Analyzing nearly 500,000 single cells, researchers at the Indiana University Melvin and Bren Simon Comprehensive Cancer Center are refining how to classify colorectal cancer and identify new targets to develop effective therapies.
Their work, led by Ashiq Masood, MD, associate professor of medicine at IU School of Medicine, was recently published in Genome Biology. Ateeq Khaliq, PhD, is the paper’s first author and a postdoctoral fellow in Masood’s lab.
Previously, the research community classified colorectal cancer into four subtypes called consensus molecular subtypes (CMS) – CMS1, CMS2, CMS3 and CMS4. Masood and colleagues found colorectal cancers don’t fit neatly into these discrete subtypes. Instead, these tumors and their ecosystems exist more in a continuum.
Masood and colleagues found common factors across all the CMS subtypes that are associated with poor outcomes for patients. If a patient has higher numbers of certain cell types – cancer-associated fibroblasts (CAFs) and/or tumor-associated macrophages (TAMs) – these patients will not do well. Masood sees these findings as an opportunity to develop better treatment for patients.

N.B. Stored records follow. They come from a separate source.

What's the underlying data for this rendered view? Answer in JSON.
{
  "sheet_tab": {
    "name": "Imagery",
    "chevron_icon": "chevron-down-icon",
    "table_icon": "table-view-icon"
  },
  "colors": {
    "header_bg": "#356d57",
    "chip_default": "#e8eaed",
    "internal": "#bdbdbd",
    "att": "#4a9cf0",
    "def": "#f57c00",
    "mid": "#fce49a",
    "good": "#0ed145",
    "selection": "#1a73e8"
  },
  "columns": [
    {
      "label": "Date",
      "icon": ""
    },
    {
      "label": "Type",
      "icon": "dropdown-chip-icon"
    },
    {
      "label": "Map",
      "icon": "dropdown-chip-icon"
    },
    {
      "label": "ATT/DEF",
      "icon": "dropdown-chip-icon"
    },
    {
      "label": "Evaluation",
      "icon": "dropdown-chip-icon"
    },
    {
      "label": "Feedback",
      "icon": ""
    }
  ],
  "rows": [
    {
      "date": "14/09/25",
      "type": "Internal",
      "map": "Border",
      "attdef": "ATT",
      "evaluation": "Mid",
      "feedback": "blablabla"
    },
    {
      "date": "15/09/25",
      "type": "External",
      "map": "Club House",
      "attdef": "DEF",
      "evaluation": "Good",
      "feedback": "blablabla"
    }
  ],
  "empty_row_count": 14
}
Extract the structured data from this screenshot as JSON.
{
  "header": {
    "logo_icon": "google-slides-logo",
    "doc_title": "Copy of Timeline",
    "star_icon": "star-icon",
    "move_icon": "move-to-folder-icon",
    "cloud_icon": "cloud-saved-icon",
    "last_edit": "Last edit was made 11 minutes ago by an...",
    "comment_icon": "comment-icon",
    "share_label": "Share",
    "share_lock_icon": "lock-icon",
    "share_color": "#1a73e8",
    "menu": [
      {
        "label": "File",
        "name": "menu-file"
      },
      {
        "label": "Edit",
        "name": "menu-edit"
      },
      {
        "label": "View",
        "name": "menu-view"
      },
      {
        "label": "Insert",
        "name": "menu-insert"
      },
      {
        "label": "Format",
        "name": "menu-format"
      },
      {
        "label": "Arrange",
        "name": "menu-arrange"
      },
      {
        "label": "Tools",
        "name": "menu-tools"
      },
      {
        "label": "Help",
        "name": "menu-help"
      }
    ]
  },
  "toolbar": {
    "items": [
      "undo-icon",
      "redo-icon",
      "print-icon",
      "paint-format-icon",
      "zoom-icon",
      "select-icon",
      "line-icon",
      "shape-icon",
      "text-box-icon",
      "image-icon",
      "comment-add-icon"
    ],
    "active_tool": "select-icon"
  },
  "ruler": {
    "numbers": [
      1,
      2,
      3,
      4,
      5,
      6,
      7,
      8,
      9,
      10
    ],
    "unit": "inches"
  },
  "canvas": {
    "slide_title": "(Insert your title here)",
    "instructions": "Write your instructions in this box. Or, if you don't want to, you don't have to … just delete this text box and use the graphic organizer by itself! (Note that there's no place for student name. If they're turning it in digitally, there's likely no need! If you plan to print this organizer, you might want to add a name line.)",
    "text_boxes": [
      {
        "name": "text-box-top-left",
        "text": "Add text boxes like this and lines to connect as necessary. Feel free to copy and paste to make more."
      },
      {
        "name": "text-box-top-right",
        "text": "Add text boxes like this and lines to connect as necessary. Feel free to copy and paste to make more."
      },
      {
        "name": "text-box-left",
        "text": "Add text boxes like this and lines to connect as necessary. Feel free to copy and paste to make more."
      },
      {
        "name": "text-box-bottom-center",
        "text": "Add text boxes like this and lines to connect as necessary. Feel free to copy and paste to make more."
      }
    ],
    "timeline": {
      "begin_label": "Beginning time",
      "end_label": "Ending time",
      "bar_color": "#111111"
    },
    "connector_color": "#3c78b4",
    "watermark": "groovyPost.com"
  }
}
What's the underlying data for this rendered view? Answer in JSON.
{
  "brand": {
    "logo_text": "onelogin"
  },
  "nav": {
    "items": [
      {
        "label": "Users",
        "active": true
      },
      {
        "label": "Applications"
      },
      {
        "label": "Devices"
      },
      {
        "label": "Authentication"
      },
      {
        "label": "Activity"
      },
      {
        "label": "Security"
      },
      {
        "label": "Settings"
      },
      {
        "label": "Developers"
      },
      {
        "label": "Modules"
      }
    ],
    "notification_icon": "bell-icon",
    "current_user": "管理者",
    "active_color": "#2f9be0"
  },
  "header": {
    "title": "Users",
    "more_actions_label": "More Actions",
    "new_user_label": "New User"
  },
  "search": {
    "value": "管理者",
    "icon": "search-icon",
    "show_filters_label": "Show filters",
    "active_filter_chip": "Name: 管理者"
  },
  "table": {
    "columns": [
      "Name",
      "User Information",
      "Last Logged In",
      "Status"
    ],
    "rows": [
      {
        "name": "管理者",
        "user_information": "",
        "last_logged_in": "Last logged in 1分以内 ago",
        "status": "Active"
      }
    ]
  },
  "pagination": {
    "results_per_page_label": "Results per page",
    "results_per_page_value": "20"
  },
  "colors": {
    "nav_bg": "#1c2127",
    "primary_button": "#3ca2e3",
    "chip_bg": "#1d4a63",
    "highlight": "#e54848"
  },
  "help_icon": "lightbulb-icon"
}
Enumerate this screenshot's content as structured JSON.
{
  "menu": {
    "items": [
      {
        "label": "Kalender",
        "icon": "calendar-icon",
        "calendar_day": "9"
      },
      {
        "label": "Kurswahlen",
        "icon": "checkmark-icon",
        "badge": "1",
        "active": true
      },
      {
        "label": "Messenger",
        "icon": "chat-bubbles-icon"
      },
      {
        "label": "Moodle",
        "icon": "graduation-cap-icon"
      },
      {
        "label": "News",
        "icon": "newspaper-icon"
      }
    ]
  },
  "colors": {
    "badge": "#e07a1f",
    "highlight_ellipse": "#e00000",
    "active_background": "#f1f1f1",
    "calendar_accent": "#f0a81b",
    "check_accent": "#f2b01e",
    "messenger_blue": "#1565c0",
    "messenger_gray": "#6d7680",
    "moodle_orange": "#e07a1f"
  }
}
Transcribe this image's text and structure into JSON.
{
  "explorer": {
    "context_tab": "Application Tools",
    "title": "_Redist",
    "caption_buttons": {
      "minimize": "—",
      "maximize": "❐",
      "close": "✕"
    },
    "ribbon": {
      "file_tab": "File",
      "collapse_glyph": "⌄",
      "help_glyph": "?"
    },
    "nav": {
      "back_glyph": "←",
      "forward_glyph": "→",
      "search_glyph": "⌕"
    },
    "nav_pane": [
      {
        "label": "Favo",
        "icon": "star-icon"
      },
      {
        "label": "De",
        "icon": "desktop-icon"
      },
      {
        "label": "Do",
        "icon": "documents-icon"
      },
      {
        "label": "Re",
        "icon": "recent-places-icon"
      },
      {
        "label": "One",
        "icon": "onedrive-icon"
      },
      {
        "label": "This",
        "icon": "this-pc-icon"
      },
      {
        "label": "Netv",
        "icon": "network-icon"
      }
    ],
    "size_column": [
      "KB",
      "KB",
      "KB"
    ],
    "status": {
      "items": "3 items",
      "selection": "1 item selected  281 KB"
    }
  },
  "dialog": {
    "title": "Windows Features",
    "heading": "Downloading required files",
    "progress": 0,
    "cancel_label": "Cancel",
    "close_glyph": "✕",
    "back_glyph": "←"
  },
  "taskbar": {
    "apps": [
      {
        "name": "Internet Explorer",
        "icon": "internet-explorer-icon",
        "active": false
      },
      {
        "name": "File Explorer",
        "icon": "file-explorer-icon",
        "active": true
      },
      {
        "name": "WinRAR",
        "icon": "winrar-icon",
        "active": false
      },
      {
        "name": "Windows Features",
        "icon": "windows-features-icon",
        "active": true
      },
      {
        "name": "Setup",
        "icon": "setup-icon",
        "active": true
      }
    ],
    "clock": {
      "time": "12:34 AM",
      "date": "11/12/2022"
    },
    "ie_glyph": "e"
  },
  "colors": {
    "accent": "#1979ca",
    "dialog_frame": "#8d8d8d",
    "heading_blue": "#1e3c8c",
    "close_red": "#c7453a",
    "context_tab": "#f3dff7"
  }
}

“Single-cell analysis is providing a much higher resolution, which was not possible before,” Masood said. “We found that the colorectal cancers are much more complex than these subtypes.”
Single-cell analysis allows researchers like Masood to use technology to investigate cell variation and the different cell types within a cell population, such as a tumor.
In addition to being a gastrointestinal oncologist, Masood has training in bioinformatics and computational biology and does genomic research as a cancer center member.
Researchers analyzed 49,589 single cells from 16 racially diverse colorectal cancer patients, plus seven adjacent normal colon tissue samples. Those cells were then profiled along with data from multiple external cohorts, totaling 487,829 single cells. This data set is among the largest colorectal cancer single-cell atlases to date, Masood said.
“This single-cell analysis is showing that cancer-associated fibroblasts and TAMs predict the poor outcomes; thus, they offer therapeutic targets,” Masood said. “This is the next set of work that we will be doing at IU.”
Researchers are now working on testing if inhibiting those cell types – particularly CAFs that are known to cause resistance to immunotherapy – can provide a path for new colorectal cancer treatments.
“Most colorectal cancer patients still receive chemotherapy, with modest benefit,” Masood said. “There is an unmet need to develop better therapies, so our hope is we can improve clinical outcomes by developing new drug therapies.”
Additional authors from IU School of Medicine are Ateeq Khaliq, PhD, Yong Zang, PhD, and Yingjie Qiu; and IU Simon Comprehensive Cancer Center members Yunlong Liu, PhD, Melissa L. Fishel, PhD, and Anita Turk, MD.